Pressegespräch, 12. Juli 2017

Die Mehrfachbehindertenambulanz im Krankenhaus der Barmherzigen Brüder Wien kooperiert eng mit der Stadt Wien und der Wiener Gebietskrankenkasse. Berichtet wurde darüber im Rahmen einer Pressekonferenz.

 

Die Ambulanz für mehrfachbehinderte PatientInnen im Krankenhaus der Barmherzigen Brüder Wien kooperiert eng mit der Stadt Wien und der Wiener Gebietskrankenkasse. Zielsetzung dieser Zusammenarbeit ist es, mehrfachbehinderten Menschen einen gleichwertigen und unkomplizierten Zugang zur klinischen Gesundheitsversorgung zu bieten.

 

Im Rahmen eines gemeinsamen Pressegespräches haben die drei Kooperationspartner über die Zusammenarbeit, die Finanzierung der Ambulanz und den Ablauf in der  Mehrfachbehindertenambulanz gesprochen.

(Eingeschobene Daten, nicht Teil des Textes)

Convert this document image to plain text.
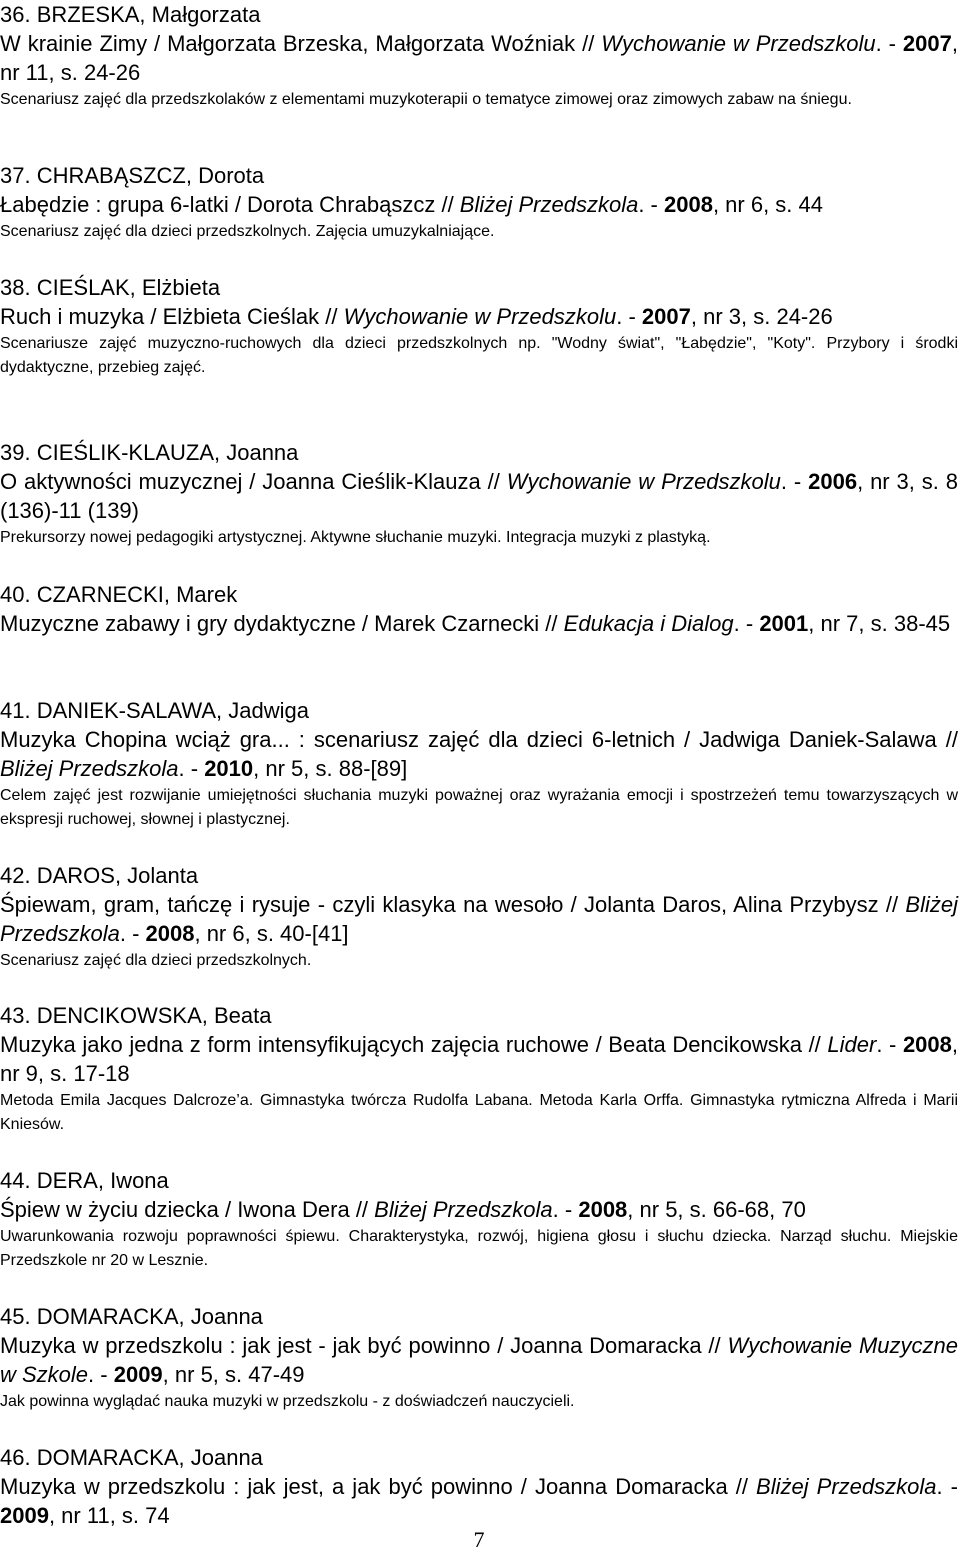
36. BRZESKA, Małgorzata
W krainie Zimy / Małgorzata Brzeska, Małgorzata Woźniak // Wychowanie w Przedszkolu. - 2007, nr 11, s. 24-26
Scenariusz zajęć dla przedszkolaków z elementami muzykoterapii o tematyce zimowej oraz zimowych zabaw na śniegu.
37. CHRABĄSZCZ, Dorota
Łabędzie : grupa 6-latki / Dorota Chrabąszcz // Bliżej Przedszkola. - 2008, nr 6, s. 44
Scenariusz zajęć dla dzieci przedszkolnych. Zajęcia umuzykalniające.
38. CIEŚLAK, Elżbieta
Ruch i muzyka / Elżbieta Cieślak // Wychowanie w Przedszkolu. - 2007, nr 3, s. 24-26
Scenariusze zajęć muzyczno-ruchowych dla dzieci przedszkolnych np. "Wodny świat", "Łabędzie", "Koty". Przybory i środki dydaktyczne, przebieg zajęć.
39. CIEŚLIK-KLAUZA, Joanna
O aktywności muzycznej / Joanna Cieślik-Klauza // Wychowanie w Przedszkolu. - 2006, nr 3, s. 8 (136)-11 (139)
Prekursorzy nowej pedagogiki artystycznej. Aktywne słuchanie muzyki. Integracja muzyki z plastyką.
40. CZARNECKI, Marek
Muzyczne zabawy i gry dydaktyczne / Marek Czarnecki // Edukacja i Dialog. - 2001, nr 7, s. 38-45
41. DANIEK-SALAWA, Jadwiga
Muzyka Chopina wciąż gra... : scenariusz zajęć dla dzieci 6-letnich / Jadwiga Daniek-Salawa // Bliżej Przedszkola. - 2010, nr 5, s. 88-[89]
Celem zajęć jest rozwijanie umiejętności słuchania muzyki poważnej oraz wyrażania emocji i spostrzeżeń temu towarzyszących w ekspresji ruchowej, słownej i plastycznej.
42. DAROS, Jolanta
Śpiewam, gram, tańczę i rysuje - czyli klasyka na wesoło / Jolanta Daros, Alina Przybysz // Bliżej Przedszkola. - 2008, nr 6, s. 40-[41]
Scenariusz zajęć dla dzieci przedszkolnych.
43. DENCIKOWSKA, Beata
Muzyka jako jedna z form intensyfikujących zajęcia ruchowe / Beata Dencikowska // Lider. - 2008, nr 9, s. 17-18
Metoda Emila Jacques Dalcroze’a. Gimnastyka twórcza Rudolfa Labana. Metoda Karla Orffa. Gimnastyka rytmiczna Alfreda i Marii Kniesów.
44. DERA, Iwona
Śpiew w życiu dziecka / Iwona Dera // Bliżej Przedszkola. - 2008, nr 5, s. 66-68, 70
Uwarunkowania rozwoju poprawności śpiewu. Charakterystyka, rozwój, higiena głosu i słuchu dziecka. Narząd słuchu. Miejskie Przedszkole nr 20 w Lesznie.
45. DOMARACKA, Joanna
Muzyka w przedszkolu : jak jest - jak być powinno / Joanna Domaracka // Wychowanie Muzyczne w Szkole. - 2009, nr 5, s. 47-49
Jak powinna wyglądać nauka muzyki w przedszkolu - z doświadczeń nauczycieli.
46. DOMARACKA, Joanna
Muzyka w przedszkolu : jak jest, a jak być powinno / Joanna Domaracka // Bliżej Przedszkola. - 2009, nr 11, s. 74
7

Ein Erfahrungsbericht einer Angehörigen ermöglichte einen tieferen Einblick und zeigte auf, welche Herausforderungen in der medizinischen Versorgung mehrfachbehinderter Menschen liegen.

 

Beim Pressegespräch "Arztbesuch ohne Einschränkungen" informierten Gesundheits-Stadträtin Frauenberger, Ärztliche Direktorin Dr.in Reich und WGKK-Ofrau Mag.a Reischl über die klinische Versorgung mehrfachbehinderter Menschen (v.l.n.r.).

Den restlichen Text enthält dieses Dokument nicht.